The Swing and the Dance Floor are the two latest additions to the massive PGA Frisco project steadily rising in north Frisco near Highway 380 and just west of Dallas North Tollway.
While North Texas golf fans undoubtedly are excited about the 26 PGA of America golf events already announced for the two-course complex being designed by architects Gil Hanse and Beau Welling, what excites PGA officials as much or more is the non-hardcore golf-themed options to drive those less committed to the golfing fold.
“This is not a place just for golf. This is a place of golf. We want to set this up as a place to invite non-golfers to give it a try. There will be a golf-themed sports bar, a coffee and ice cream spot and an icehouse with hitting bays,” said Texas native Jimmy Terry, who carries the title of Senior Golf Director and will be the general manager of golf operations when everything is opened in late 2022 or early 2023.
The Swing refers to the lighted 10-hole, par-3 short course, with holes ranging from 45 to 100 yards, with clubs and balls available for anybody to give it a try. The Dance Floor is the 75.000-square-foot putting course, the second-largest natural grass putting course in the world, next to Pinehurst.
Why 10 short-game holes on the course instead of the standard nine or 18?
“It just sounded like fun,” said Terry. “We want as many people as possible to come out and enjoy this, enjoy the game and find out this is something they might like to do.”
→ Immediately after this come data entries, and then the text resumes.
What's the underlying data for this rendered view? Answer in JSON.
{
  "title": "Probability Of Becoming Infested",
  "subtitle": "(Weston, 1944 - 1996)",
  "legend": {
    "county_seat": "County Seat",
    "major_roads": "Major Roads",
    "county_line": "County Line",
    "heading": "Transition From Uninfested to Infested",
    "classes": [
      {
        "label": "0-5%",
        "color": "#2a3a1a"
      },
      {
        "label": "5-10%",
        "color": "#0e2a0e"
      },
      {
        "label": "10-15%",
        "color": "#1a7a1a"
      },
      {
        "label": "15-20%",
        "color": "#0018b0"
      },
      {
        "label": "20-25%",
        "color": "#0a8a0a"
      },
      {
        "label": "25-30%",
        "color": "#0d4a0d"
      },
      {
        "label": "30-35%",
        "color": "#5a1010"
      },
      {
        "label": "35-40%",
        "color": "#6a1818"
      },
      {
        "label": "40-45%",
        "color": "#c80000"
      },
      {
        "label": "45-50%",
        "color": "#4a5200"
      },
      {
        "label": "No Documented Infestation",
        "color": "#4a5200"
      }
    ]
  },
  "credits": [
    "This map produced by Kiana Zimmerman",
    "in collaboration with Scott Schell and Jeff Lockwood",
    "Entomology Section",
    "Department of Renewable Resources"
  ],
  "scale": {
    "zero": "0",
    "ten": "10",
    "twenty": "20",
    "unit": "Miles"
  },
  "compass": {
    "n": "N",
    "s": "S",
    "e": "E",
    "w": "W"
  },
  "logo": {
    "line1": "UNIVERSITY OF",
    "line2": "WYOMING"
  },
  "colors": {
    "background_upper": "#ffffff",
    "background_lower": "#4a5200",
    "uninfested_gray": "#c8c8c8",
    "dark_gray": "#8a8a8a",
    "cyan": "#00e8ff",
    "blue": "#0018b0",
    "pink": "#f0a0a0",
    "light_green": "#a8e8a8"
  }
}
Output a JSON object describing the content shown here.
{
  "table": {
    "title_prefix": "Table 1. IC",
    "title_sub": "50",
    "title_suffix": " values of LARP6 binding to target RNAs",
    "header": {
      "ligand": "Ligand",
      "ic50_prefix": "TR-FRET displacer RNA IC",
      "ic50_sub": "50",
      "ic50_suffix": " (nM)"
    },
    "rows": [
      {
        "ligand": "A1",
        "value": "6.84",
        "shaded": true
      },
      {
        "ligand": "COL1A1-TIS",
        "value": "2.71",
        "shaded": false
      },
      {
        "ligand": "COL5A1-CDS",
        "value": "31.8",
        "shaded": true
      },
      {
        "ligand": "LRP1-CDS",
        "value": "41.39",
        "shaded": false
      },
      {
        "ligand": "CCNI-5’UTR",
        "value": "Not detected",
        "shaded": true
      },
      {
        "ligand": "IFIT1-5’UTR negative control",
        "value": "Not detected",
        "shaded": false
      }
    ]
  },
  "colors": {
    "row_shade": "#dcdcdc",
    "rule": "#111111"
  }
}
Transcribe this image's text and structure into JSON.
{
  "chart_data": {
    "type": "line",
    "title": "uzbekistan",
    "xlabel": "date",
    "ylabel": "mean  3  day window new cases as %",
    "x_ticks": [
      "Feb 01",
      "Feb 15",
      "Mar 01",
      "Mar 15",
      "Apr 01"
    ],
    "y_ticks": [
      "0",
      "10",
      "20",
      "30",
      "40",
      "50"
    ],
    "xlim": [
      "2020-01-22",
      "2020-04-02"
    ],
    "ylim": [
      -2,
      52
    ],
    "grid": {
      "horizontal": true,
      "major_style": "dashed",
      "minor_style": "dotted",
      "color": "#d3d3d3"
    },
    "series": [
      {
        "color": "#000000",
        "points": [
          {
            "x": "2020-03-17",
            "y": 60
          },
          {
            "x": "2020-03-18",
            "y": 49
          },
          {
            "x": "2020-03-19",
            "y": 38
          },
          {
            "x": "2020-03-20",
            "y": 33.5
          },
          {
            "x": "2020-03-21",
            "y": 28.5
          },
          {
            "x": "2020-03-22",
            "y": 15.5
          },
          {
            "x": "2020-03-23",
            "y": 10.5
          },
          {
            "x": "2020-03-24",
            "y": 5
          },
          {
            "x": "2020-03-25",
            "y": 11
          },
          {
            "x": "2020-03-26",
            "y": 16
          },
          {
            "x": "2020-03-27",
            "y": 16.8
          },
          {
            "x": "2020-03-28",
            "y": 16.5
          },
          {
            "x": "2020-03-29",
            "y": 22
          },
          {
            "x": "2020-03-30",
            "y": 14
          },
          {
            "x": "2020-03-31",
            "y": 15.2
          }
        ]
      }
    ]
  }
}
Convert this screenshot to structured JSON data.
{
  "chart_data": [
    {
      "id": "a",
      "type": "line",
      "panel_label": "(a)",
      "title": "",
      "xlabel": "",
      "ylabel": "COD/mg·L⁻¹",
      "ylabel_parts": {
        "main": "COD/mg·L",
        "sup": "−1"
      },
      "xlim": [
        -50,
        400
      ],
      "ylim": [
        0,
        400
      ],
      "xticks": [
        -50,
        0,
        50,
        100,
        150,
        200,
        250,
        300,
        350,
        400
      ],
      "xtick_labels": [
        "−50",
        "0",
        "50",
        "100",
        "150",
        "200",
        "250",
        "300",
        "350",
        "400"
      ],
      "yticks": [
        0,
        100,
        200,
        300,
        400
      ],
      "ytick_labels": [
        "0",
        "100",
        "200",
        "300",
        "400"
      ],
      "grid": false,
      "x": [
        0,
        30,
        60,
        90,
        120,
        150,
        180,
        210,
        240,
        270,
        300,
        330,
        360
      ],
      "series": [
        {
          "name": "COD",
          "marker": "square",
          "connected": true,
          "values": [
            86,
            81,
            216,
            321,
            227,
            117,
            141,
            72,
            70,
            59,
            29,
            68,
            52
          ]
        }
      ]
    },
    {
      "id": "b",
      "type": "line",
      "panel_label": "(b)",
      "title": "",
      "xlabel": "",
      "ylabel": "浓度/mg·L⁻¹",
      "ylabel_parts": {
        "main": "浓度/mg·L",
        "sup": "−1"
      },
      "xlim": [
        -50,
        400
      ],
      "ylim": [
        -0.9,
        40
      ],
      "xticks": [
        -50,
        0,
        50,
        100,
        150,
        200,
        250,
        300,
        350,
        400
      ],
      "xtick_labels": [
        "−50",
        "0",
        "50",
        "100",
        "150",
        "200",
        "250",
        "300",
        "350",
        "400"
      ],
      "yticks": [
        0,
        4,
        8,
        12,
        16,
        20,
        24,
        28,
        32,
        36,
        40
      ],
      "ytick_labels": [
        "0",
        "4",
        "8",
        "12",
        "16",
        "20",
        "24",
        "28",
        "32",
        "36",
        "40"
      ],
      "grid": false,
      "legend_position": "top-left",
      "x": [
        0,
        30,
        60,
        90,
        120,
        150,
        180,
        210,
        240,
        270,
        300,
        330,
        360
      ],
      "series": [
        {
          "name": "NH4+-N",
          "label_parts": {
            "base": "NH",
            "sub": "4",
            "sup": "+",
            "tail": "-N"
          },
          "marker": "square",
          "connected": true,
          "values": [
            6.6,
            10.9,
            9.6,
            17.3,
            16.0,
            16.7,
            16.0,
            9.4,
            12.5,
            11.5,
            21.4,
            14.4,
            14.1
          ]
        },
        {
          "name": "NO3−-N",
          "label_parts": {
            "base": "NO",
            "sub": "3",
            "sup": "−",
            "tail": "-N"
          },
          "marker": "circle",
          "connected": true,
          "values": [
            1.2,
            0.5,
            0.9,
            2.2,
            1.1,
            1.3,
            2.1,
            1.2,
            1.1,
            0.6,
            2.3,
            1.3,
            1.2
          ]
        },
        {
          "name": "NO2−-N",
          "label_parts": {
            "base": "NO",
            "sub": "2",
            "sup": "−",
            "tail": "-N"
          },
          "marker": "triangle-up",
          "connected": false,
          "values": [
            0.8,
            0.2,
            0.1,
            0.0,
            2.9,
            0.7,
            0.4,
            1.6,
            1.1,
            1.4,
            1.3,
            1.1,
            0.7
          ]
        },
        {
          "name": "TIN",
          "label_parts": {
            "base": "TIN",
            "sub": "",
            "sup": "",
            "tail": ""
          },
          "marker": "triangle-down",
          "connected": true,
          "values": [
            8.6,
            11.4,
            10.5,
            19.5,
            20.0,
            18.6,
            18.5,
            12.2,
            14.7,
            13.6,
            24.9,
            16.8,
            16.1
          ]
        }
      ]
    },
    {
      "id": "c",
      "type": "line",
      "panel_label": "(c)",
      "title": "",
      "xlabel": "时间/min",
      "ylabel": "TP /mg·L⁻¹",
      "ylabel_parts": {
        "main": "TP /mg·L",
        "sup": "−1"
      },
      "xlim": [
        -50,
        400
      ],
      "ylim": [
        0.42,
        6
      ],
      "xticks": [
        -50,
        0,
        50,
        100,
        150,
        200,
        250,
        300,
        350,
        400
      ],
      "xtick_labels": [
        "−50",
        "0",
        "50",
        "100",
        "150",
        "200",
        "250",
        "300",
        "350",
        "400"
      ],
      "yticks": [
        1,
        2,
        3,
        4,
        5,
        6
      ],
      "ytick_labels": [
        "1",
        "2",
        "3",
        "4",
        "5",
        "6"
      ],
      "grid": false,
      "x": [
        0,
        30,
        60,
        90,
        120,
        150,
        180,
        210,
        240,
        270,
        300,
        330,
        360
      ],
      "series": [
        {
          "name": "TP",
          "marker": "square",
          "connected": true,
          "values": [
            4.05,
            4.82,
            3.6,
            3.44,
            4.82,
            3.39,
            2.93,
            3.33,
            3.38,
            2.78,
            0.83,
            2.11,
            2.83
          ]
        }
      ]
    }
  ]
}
Welling said the objective was for him and Hanse to design courses that will challenge the best players in the world, something that will happen with two PGA Championships already scheduled (the first in 2027) and a possible Ryder Cup in 2040, but also attract golfers whose only goal is to break 100 or just move the ball forward.
“We want these courses to be great and challenge great players, but we also want them to be fun and inviting and a place my grandmother would enjoy,” said Welling
Hanse, who recently agreed on a $21 million deal to restore Colonial in Fort Worth, much like he has done with famed courses such as Southern Hills in Tulsa, Oakland Hills outside of Detroit and Los Angeles Country Club North, is designing the par-72 East Course, which will host most of the championship events. Welling is crafting the par-72 West Course, which will be the more recreational side.
Both will be open to the public and to championship quality, but Welling said his course has some important differences.
“There are cousins, not twin sisters,” he said. “The West passes by the halfway house, not once or twice, but three different times on some of the highest points of land on the course.”
Both courses are almost completed, but PGA officials are allowing extended time to grow the courses in and get them ready for the golf onslaught to come. This is in direct contrast to Colonial, which is scheduled to complete its entire restoration project in 11 months.
In fact, the golf project at PGA Frisco would be totally finished, except for some COVID-related delays in getting the metal beams for signature bridges over the ninth and 18th holes of the East Course. The plan is to let both courses grow in for nearly a year, but that’s proven to be too tempting a target for some Collin County golfers.
“We’ve been coming out some mornings here and finding golf balls in the fairway,” said Terry. “We know what is going on. We have cameras out here.”
The steel is already rising on the new PGA National headquarters, along with elaborate practice facilities for pros and amateur players. Construction on a new 500-room Omni Resort has been underway, and the structure will start to rise from the ground this summer and will include multiple resort pools, tennis courts, resort cabanas and an 117,000-square-foot convention center ballroom.
“We want to continue to attract people to the game of golf,” said PGA of America president Jim Richerson. “Our mission is to get people involved with golf from cradle to grave, and this complex is a big part of us fulfilling that.”
During a recent Omni Hotel groundbreaking, Richerson was asked why the PGA of America hasn’t officially announced a Ryder Cup for PGA Frisco, which would be only the second held in Texas.
“We can’t announce everything at once. We have to keep getting you to come back for more information,” he laughed.
When it comes to golf in North Texas, people of all abilities – or those with none at all – will keep coming back here for decades to come.